In the far north of Arctic Lapland, the bleakness of the Christmas season has again fallen over the rural, dilapidated home of 10-year-old Pietari (Onni Tommila). When he and his friend Juuso (Ilmari Järvenpää) happen upon a secret archaeological dig on a nearby mountaintop, the holiday cheerlessness takes an even deeper dive into foreboding menace.
Pietari finds out that parents and storybooks have been tricking us about the true nature of Christmas' most illustrious icon of jollity when the remains of the real Santa Claus are excavated in a block of ice. This is the original Bad Santa, a malevolent brute who flays and murders naughty children, assisted by a gang of filthy ghouls who do his bidding (and have a debilitating weakness for gingerbread).
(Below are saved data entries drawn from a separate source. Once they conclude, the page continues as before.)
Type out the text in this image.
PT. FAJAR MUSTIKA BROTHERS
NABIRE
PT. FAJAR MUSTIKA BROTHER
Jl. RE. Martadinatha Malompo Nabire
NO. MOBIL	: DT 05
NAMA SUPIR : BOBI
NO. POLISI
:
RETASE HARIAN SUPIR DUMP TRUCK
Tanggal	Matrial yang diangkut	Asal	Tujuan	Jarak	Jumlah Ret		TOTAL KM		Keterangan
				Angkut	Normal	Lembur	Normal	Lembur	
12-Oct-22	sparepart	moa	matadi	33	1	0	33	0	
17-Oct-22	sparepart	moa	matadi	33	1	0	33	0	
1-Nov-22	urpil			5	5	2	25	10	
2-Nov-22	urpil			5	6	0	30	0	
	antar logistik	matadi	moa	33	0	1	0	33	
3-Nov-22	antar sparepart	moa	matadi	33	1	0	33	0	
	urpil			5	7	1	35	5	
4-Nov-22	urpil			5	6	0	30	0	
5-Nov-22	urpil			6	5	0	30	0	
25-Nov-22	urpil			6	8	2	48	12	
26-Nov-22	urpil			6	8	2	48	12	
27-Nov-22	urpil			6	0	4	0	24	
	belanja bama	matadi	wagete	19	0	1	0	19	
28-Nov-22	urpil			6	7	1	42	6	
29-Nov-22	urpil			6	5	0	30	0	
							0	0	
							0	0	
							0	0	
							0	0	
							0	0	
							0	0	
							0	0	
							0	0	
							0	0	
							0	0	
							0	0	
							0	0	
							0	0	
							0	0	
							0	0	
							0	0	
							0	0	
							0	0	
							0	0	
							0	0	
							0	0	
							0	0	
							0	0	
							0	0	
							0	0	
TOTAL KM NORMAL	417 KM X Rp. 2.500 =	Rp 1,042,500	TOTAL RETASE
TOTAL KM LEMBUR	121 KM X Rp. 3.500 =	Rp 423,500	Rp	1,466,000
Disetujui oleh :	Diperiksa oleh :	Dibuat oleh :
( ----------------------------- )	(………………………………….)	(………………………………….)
Scampering through the frozen wasteland, the elves are creepy enough, but Santa is truly demonic. Though we get only a glimpse of two enormous horns protruding from the creature's defrosting tomb, it's clear that even nice children don't stand a chance.
"Rare Exports" is surprisingly languorous, allowing plenty of room for moody apprehension as the camera prowls around its remote surroundings with a minimum of cheap thrills. Sullen little Pietari mopes in the tracks of inept grown-ups who bungle about in fear and desperation until he finally unleashes an inner valor with a whimsical nod to the archetypal hero's journey. In a rally of wisdom and courage, his turnabout of boyhood triumph is spot on in bringing about a jubilantly perverse Christmas miracle.